However, over two decades ago, the Sector was marred in challenges that threated its contribution towards the economic transformation of the Country. To leverage the situation, the Government was forced to make reforms.
Among the reforms made was unbundling of the UEB and establishment of a Sector Regulator – Electricity Regulatory Authority, to oversee the unbundled Electricity sub sector.
In its two decades of existence, the Electricity Regulatory Authority (ERA) has made its mark regulating Uganda’s power sector, with its influence felt on the African continent too.
In 2018 and 2019, the Electricity Regulatory Index report released by the African Development Bank (AfDB), ranked Uganda’s ERA as the best electricity regulator on the continent, an accolade that buttresses the strides made by the regulator as it marks two decades of existence.
But what does ERA do?
The Electricity Regulatory Authority (ERA) is a creation of Section 4 of the Electricity Act, 1999.
It started operating in April 2000 to execute the roles spelt out in Section 10 of the Act.
One of its functions is to receive and process applications for licences for the generation, transmission, and distribution of power and to accordingly issue such licences.
A person or an entity that wants to start a project in the electricity sector must first notify the authority.
If a person supplies electricity or puts up a supply grid before getting authorisation from ERA, that person could be charged with breaking the law.
And if convicted, he or she would have to pay a fine not exceeding three-hundred (300) currency points (not exceeding Shs6 million).

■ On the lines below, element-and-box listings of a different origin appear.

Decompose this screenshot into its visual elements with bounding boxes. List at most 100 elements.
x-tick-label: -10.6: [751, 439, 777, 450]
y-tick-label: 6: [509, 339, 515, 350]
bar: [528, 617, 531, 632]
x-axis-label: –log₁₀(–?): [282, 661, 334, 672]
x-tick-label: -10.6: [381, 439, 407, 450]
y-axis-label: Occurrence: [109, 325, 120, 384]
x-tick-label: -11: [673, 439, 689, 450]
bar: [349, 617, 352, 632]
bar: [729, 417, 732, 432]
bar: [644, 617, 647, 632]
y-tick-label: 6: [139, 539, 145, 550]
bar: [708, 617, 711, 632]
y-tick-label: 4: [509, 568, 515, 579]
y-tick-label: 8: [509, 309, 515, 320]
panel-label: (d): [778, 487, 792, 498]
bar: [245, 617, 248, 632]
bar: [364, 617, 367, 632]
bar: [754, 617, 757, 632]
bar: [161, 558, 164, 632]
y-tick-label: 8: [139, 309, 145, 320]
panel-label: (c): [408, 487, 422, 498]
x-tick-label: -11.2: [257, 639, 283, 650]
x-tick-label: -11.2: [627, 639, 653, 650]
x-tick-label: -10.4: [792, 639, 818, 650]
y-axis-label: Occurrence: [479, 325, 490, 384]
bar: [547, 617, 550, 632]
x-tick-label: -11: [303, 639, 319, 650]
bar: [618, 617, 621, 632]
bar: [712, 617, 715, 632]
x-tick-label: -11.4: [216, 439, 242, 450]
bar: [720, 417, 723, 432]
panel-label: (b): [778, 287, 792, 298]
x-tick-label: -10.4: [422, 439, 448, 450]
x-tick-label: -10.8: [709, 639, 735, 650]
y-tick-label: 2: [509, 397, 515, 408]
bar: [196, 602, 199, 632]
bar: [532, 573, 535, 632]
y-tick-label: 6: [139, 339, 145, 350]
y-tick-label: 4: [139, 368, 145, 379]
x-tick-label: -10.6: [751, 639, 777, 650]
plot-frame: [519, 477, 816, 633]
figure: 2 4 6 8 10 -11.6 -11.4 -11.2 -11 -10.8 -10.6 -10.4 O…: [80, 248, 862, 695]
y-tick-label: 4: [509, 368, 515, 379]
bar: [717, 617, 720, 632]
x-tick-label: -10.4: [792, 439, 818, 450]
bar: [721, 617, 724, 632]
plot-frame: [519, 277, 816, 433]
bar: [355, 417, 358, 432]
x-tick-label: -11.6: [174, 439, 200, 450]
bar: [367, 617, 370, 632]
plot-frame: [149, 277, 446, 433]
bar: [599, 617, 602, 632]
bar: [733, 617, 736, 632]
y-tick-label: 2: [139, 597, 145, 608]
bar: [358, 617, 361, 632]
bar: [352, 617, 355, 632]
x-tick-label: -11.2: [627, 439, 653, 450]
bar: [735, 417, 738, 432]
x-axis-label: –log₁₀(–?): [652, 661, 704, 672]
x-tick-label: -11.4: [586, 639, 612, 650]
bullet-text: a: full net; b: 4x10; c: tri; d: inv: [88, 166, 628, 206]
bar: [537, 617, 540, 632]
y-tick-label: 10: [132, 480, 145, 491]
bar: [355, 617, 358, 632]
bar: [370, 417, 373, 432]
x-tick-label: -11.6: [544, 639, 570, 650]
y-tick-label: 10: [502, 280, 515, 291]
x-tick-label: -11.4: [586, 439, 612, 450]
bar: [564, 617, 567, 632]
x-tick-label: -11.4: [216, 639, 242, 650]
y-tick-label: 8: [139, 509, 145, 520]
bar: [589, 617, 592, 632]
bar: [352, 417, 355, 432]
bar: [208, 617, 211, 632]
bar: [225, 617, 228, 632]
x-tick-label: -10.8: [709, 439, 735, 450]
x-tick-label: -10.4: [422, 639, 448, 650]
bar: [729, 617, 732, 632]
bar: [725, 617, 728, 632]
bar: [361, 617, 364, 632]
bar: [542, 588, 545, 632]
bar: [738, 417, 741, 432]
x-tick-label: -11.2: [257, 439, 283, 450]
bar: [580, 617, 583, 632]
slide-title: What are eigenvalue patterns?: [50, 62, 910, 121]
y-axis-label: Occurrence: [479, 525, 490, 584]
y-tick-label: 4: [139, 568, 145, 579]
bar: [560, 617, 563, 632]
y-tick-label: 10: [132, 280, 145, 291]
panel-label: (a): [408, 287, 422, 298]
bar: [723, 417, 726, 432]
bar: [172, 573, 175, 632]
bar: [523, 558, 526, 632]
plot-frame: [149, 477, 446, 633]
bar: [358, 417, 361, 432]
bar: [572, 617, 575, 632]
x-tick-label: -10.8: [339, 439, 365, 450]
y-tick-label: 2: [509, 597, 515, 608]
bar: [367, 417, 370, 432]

The Act additionally tasks ERA with defining the conditions and terms of the licences, modification of licences where need be, and with making and enforcing directives.
It is the authority’s mandate to create a tariff structure, approve the charges, and terms as well as conditions of electricity services provided by the utilities.
To illustrate its function of approving charges, once annually – usually towards the end of the year, the regulator asks the licensees to submit their tariff review applications for the following year.
It is in those applications that the licensees state their planned investment costs, which the authority bases on to call a public hearing on the applications.
While determining the end-user tariff, the regulator will consider the utilities’ reasonable investment costs and the public concerns to arrive at the final tariff.
Should licensees invest money without getting the regulator’s approval, the unapproved investment would not be considered for recovery through the tariff.
The law furthermore authorises ERA to advise the Minister of Energy on the need for the electricity sector projects.
In that regard, it is ERA that will often draft for the minister a Cabinet Paper on the electricity sector.
Relatedly, when a committee of Parliament summons the Energy minister to clarify on some issues about the sector, the Minister is likely to carry along ERA’s top brass to explain the issues to the Members of Parliament.
Preparing such statements for the Minister comes naturally to ERA because it is the body that gathers information about generation, transmission and distribution companies and prepares the industry’s reports.
So, one could say the authority is the repository of electricity supply industry information.
The law also gives ERA the mandate of collecting licence fees from applicants for licences and to provide the framework for investment programmes.
ERA also sets the standards for the quality of electricity supply services.
For example, through System Average Interruption Duration Index and System Average Interruption Frequency Index, it monitors power distribution quality and accordingly rewards or penalises the distributions that fall short of the set standards.
Relatedly, in August this year, the regulator released the Electricity (Acquisition and Use of Wooden Poles in the Electricity Industry) Guidelines, 2020.
The guidelines, which will take effect from March next year (2021), are meant to ensure transmission and distribution licensees adhere to quality standards for wooden poles on their networks.
The rules were informed by cases of wooden poles breaking down or rotten within a few years of being installed on the network.
That consequently impacted on power supply since poor quality poles must be replaced, which necessitates turning off supply to the line to protect the lives of the technicians.
It is ERA’s job to ensure the licensees comply with the conditions of their licences and to protect the interests of the consumers in respect of the prices, charges.
In case the licensees are not operating in accordance with the licences, the regulator will direct them to rectify the breaches.
The authority has power to revoke the licences of entities that are not operating within the terms and conditions of their licences.
Licensees that are not satisfied with the regulator’s directives, could within twenty days of receiving the decisions, appeal to the Electricity Disputes Tribunal.